W czasie rekolekcji zdałam sobie sprawę również z tego, że w moich spotkaniach z Bogiem jest zbyt mało modlitwy za innych, że chciałabym zatrzymać Go jedynie dla siebie. Może właśnie ten czas pandemii, kiedy tak wielu ludzi potrzebuje pomocy, jest dla mnie okazją żebym porzuciła egoizm i włączyła w moje spotkania z Nim, błaganie o łaski dla innych. Przecież to nie znaczy, że modląc się za innych moja relacja z Nim ucierpi.
Słowa, że w modlitwie nie chodzi o rygor, tylko o serce, o czułą miłość między Nim a mną, sprawiają, że z moich barków spada ciężar obowiązku modlitwy, który sama na siebie nałożyłam.
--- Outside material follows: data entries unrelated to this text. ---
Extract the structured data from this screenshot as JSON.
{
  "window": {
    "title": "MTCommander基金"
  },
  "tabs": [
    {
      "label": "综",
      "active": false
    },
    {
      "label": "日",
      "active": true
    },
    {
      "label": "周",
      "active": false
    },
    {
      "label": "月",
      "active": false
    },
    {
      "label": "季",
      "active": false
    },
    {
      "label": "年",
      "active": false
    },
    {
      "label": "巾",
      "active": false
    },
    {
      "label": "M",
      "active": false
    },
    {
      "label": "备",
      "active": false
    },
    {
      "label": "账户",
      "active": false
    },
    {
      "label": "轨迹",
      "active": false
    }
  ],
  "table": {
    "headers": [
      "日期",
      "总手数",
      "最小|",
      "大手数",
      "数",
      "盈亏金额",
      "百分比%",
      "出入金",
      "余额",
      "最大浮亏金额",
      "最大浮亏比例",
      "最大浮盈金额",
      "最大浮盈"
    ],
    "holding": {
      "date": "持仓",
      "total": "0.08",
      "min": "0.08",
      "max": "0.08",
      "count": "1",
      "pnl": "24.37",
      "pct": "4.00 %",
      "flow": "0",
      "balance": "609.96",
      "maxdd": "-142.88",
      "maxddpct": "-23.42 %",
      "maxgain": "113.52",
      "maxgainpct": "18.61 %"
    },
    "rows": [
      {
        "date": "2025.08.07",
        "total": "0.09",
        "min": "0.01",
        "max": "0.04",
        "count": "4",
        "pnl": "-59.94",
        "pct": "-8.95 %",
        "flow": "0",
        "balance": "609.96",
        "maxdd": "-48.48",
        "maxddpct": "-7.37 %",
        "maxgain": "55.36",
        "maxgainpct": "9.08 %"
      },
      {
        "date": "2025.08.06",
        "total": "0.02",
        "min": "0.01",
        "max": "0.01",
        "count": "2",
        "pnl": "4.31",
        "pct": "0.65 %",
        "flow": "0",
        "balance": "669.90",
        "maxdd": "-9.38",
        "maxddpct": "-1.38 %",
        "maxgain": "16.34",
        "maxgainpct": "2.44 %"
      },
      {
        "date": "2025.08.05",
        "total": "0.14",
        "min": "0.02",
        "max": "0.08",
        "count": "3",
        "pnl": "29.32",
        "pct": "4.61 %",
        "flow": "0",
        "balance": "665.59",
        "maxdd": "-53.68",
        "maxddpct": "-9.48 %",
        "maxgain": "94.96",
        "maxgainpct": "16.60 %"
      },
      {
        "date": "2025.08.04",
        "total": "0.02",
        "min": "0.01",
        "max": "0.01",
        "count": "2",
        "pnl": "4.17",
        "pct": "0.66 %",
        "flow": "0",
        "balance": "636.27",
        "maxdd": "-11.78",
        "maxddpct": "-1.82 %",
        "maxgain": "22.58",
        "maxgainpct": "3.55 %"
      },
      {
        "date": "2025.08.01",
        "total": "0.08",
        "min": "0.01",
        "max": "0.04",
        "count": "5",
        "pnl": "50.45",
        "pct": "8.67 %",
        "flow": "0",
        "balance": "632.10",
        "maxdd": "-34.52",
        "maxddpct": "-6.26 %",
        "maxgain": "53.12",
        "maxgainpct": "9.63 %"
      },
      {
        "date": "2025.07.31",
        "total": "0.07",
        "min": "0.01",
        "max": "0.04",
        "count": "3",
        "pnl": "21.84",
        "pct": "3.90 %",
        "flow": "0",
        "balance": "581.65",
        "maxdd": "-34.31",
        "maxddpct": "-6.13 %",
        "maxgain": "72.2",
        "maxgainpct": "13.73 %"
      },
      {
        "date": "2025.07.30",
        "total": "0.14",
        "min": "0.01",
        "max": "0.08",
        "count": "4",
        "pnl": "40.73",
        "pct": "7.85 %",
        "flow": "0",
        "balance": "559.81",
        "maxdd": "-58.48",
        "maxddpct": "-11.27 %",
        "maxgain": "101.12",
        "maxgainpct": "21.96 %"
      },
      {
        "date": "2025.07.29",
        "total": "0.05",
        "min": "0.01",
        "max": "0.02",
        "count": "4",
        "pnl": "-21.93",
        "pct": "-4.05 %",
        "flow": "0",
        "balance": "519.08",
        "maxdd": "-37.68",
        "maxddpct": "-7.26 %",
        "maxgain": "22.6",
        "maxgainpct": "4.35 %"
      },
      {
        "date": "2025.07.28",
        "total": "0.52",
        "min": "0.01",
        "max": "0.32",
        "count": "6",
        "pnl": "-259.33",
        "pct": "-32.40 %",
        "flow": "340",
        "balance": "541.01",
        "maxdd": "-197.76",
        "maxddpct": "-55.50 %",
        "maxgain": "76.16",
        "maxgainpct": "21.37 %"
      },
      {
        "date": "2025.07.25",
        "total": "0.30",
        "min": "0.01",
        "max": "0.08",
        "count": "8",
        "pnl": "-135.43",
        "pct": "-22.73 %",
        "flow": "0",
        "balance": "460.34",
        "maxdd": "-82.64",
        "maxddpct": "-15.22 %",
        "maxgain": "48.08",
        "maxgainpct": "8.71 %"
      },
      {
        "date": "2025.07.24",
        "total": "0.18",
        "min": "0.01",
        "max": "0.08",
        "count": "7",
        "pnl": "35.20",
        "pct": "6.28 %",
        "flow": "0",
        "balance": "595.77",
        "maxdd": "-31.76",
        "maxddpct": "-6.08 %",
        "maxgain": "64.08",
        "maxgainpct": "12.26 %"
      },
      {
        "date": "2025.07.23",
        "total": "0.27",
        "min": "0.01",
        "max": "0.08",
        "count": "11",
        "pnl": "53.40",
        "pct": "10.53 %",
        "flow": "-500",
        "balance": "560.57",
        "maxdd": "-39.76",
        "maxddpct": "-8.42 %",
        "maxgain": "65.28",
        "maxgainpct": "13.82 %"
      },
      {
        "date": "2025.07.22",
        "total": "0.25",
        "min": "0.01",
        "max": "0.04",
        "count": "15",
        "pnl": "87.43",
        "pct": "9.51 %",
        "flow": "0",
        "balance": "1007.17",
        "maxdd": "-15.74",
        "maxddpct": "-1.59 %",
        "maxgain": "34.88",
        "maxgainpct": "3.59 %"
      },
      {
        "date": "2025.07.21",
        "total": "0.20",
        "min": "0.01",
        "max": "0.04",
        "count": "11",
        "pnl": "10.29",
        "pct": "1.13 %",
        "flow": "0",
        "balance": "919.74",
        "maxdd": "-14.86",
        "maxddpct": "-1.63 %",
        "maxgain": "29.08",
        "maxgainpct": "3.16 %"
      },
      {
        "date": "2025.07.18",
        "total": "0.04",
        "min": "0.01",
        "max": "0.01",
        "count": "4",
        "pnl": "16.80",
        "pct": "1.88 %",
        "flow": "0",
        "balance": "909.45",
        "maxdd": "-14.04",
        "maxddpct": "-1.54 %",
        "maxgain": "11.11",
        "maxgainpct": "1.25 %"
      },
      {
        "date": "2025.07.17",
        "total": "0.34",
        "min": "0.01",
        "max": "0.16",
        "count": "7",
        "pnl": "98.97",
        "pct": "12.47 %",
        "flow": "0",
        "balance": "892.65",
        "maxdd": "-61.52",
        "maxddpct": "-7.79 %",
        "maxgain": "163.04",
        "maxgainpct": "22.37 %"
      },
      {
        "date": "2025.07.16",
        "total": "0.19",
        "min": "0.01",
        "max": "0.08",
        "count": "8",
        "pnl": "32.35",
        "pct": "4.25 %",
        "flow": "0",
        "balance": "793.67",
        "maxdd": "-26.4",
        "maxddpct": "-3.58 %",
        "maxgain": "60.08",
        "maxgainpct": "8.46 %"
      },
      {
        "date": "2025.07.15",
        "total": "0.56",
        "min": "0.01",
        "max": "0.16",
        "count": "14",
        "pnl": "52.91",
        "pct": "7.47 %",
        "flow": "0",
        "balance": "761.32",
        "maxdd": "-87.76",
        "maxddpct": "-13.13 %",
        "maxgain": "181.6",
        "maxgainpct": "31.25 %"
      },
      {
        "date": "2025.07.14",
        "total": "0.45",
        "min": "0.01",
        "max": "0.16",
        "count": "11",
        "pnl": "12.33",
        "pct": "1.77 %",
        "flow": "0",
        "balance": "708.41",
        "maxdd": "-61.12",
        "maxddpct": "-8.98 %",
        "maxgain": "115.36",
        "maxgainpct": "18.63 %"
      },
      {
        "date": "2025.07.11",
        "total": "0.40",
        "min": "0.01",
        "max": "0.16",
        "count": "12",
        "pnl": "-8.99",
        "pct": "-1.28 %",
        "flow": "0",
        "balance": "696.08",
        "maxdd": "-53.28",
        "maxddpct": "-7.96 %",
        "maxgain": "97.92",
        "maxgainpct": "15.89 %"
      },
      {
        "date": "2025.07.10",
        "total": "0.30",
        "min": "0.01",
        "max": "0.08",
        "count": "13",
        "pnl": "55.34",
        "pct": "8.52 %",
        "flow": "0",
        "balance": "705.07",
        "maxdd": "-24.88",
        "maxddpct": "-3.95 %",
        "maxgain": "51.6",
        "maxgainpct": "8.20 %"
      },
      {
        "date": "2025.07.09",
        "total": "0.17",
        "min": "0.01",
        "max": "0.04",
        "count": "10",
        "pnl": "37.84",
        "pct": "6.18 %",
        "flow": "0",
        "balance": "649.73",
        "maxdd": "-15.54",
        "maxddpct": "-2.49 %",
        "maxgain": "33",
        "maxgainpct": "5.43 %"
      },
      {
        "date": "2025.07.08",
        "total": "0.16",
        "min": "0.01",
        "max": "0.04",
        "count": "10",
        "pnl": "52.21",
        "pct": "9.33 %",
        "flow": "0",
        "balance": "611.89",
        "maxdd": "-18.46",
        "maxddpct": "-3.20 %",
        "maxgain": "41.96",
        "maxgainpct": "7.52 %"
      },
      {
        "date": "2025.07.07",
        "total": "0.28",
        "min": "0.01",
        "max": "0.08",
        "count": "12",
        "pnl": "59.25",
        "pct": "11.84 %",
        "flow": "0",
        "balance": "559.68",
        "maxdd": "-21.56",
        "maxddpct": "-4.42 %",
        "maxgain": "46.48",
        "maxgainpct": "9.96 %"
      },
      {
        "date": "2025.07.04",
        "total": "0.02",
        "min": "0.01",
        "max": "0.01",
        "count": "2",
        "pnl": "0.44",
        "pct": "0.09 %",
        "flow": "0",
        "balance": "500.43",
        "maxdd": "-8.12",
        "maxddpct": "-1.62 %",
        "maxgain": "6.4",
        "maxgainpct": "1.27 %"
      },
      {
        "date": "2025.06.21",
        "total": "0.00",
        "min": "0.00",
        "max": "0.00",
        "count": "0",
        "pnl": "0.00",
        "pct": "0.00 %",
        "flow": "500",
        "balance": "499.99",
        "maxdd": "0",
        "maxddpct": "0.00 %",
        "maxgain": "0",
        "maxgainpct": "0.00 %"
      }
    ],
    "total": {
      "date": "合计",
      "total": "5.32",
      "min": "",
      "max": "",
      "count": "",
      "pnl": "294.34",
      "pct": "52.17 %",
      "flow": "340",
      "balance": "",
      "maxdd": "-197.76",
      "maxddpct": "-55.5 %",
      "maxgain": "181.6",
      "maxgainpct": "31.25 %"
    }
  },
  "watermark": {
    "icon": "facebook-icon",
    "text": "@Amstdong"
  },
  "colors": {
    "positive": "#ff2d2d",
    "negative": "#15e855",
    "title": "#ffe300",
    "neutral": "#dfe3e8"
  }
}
Wiem jednak, że systematyczna modlitwa jest bardzo ważna, ale to co innego niż rygor. Skoro Jezus jest ze mną nieustannie, to przecież cały mój dzień może być modlitwą.
Z wielu rzeczy nie zdawałam sobie sprawy, o wielu rzeczach myślałam zupełnie inaczej. Wskazane przez Siostry przemyślenia, drogi, są dla mnie bardzo uwalniające. Jeszcze raz za wszystko bardzo dziękuję i mam nadzieję „Do zobaczenia!”, bo moje pragnienie uczestniczenia osobiście w rekolekcjach w Sanktuarium w Łagiewnikach jest większe niż było wcześniej.

Dawid: Bardzo dziękuję za rekolekcje. Wejście głębiej w Eucharystię było mi bardzo teraz potrzebne. Ostatni  czas, to czas trudny i czas też zamętu. Różne komentarze ludzi wierzących, a nawet duchowieństwa powodują ból głowy. Pokojem wypełniło moje serce medytowanie wraz z Siostrami Słowa Bożego i Dzienniczka. W sposób szczególny przemówiło do mnie Słowo, które dobrze znałem o obmywaniu nóg, gdyż w służbie drugiemu jest kwintesencja miłosierdzia. Proszę o modlitwę i również modlitwę za Siostry obiecuje.

Darek: Bogu niech będą dzięki za ten czas rekolekcji. Był to dla mnie i jest nadal wyjątkowy czas. W trudnych momentach mojego życia zawsze starałem się w miarę możliwości pielgrzymować do sanktuarium w Łagiewnikach. Teraz z woli Bożej mogę tylko duchowo się łaczyc ponieważ przebywam obecnie sam w Irlandii. Dlatego ten czas rekolekcji był dla mnie tak szczególnym czasem. Ufam, że te rekolekcje były czasem szczególnego błogosławieństwa Bożego i obfitych łask. Bardzo chciałbym podziękować siostrom i zapewnić o modlitewnej pamięci. Prosilbym tez o modlitwę szczególnie w intencji mojej córki Klaudii która ma poważne problemy zdrowotne i duchowe. Bóg zapłać.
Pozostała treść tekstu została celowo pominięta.